The change would make it explicit that the green bank could support gas-fired power (on the grounds the fossil fuel would “support the achievement of low-emission energy in Australia” by backing up solar and wind) and make it exempt from a requirement that every CEFC project must deliver a financial return for taxpayers. It would also give the energy minister the power to direct the CEFC to look at investing in particular technologies.

Critics said climate funding should not be used to support fossil fuels. The plan quickly disappeared from parliamentary debate after Barnaby Joyce – then a mere backbencher, now the deputy prime minister – proposed an amendment that would allow the CEFC to also invest in coal-fired power.

While a couple of Coalition MPs indicated they could support Joyce, the government rejected the idea and the legislation hasn’t been seen since, but Senators have been told it could be considered over the next fortnight.

Grants for fracking in the Beetaloo Basin

The Greens are moving a disallowance motion to try to stop a $50m grants program offered to help companies explore for gas in a vast geological sub-basin about 500km south-east of Darwin.

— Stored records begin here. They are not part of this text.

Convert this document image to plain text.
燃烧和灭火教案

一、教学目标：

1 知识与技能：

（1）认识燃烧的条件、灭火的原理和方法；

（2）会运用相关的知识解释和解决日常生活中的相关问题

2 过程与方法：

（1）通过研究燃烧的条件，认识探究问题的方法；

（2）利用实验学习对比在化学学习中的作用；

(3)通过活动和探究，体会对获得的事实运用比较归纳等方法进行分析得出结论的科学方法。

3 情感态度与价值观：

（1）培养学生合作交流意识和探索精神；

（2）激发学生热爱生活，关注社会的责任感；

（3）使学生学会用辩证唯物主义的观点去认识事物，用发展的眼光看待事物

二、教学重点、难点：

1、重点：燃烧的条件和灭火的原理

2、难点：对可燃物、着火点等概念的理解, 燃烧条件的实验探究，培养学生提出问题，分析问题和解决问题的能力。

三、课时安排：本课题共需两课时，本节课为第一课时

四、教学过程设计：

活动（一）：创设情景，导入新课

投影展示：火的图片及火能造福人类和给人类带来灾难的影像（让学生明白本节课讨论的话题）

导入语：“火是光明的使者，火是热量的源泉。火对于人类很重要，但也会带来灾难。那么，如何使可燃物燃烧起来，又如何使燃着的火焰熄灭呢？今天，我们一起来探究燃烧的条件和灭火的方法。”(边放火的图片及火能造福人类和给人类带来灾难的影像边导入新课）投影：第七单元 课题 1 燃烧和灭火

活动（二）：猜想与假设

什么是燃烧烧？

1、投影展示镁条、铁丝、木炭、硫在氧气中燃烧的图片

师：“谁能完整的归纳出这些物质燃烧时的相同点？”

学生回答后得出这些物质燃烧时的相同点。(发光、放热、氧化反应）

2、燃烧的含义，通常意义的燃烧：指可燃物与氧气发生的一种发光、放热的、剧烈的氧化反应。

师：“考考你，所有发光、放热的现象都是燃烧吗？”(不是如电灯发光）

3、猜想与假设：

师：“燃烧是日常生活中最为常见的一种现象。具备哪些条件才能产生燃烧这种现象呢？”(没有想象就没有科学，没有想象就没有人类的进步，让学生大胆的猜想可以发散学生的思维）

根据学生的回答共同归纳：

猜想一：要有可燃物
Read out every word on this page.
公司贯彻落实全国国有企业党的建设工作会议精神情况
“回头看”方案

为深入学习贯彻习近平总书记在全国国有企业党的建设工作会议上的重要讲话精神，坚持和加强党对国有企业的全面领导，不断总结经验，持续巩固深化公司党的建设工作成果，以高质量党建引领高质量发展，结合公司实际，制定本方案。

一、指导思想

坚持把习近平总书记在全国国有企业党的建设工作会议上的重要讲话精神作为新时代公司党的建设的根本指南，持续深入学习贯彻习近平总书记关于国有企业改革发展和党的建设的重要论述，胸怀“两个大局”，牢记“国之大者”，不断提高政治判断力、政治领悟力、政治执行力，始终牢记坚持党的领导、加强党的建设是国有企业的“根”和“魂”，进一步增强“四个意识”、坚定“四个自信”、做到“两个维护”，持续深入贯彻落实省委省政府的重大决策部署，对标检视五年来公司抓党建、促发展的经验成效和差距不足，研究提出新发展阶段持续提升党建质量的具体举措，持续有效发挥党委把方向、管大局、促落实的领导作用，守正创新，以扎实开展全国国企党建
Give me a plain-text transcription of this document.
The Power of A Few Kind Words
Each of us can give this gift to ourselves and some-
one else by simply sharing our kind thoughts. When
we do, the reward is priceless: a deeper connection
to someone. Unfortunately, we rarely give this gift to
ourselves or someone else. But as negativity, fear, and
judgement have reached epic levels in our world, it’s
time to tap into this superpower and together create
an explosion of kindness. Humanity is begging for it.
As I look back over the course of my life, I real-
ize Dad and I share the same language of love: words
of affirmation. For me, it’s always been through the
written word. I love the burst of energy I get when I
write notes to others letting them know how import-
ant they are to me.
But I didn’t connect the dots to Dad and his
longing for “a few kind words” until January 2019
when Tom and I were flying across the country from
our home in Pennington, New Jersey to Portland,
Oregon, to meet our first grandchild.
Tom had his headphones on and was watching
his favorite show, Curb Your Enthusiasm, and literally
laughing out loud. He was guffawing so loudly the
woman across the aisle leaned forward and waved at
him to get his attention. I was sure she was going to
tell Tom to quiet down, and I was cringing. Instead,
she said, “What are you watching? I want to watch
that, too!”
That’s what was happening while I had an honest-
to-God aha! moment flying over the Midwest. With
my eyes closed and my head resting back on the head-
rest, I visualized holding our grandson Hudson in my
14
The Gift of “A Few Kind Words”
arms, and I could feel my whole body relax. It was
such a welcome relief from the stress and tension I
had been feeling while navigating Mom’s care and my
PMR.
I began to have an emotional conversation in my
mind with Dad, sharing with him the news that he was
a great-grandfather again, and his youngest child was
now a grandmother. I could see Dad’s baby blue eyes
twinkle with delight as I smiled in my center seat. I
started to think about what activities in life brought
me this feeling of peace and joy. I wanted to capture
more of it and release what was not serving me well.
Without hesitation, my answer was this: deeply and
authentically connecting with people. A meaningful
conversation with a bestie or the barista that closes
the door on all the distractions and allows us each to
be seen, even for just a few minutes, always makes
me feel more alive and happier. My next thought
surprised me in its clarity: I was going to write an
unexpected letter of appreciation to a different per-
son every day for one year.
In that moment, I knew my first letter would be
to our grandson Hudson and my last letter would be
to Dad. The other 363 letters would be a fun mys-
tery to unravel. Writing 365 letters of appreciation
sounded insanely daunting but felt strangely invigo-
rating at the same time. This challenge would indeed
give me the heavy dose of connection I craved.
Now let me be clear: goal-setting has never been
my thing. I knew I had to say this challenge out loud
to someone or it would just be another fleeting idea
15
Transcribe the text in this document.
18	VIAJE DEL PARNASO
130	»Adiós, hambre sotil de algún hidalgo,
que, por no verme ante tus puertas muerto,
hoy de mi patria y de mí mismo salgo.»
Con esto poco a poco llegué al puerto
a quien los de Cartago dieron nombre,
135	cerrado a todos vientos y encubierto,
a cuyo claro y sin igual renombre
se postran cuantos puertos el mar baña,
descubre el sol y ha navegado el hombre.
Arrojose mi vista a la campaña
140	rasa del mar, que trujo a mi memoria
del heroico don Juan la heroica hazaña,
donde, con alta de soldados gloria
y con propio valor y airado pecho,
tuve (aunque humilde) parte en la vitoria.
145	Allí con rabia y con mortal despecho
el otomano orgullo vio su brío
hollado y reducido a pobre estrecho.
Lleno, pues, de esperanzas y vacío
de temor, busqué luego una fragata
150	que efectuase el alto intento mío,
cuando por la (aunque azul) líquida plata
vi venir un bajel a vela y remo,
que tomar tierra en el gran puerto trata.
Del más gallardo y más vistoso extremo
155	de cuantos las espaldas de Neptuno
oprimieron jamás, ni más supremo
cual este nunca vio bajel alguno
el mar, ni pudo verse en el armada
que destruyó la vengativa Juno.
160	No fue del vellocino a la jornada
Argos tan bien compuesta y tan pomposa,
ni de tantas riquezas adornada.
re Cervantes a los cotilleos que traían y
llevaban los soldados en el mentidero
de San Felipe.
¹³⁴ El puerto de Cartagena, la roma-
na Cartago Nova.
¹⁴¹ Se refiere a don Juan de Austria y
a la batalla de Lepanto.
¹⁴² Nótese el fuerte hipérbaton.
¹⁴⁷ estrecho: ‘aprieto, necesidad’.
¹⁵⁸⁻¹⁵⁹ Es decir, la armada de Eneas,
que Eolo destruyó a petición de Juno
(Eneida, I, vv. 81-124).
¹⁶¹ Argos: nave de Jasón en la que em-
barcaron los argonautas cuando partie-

The first grants under the program – part of the government’s much-promised program for a “gas-fired recovery” from the pandemic – were announced by the resources minister, Keith Pitt, last month. They went to a subsidiary of Empire Energy, a company with strong Liberal party links that had earlier lobbied federal ministers for information on the funding scheme.

The $21m in grants to Empire subsidiary Imperial Oil and Gas are being challenged in the federal court by the Environment Centre Northern Territory and the Environmental Defenders Office, and the program is the subject of a Senate inquiry (see here and here). A vote on the Greens’ disallowance motion is expected on 25 August.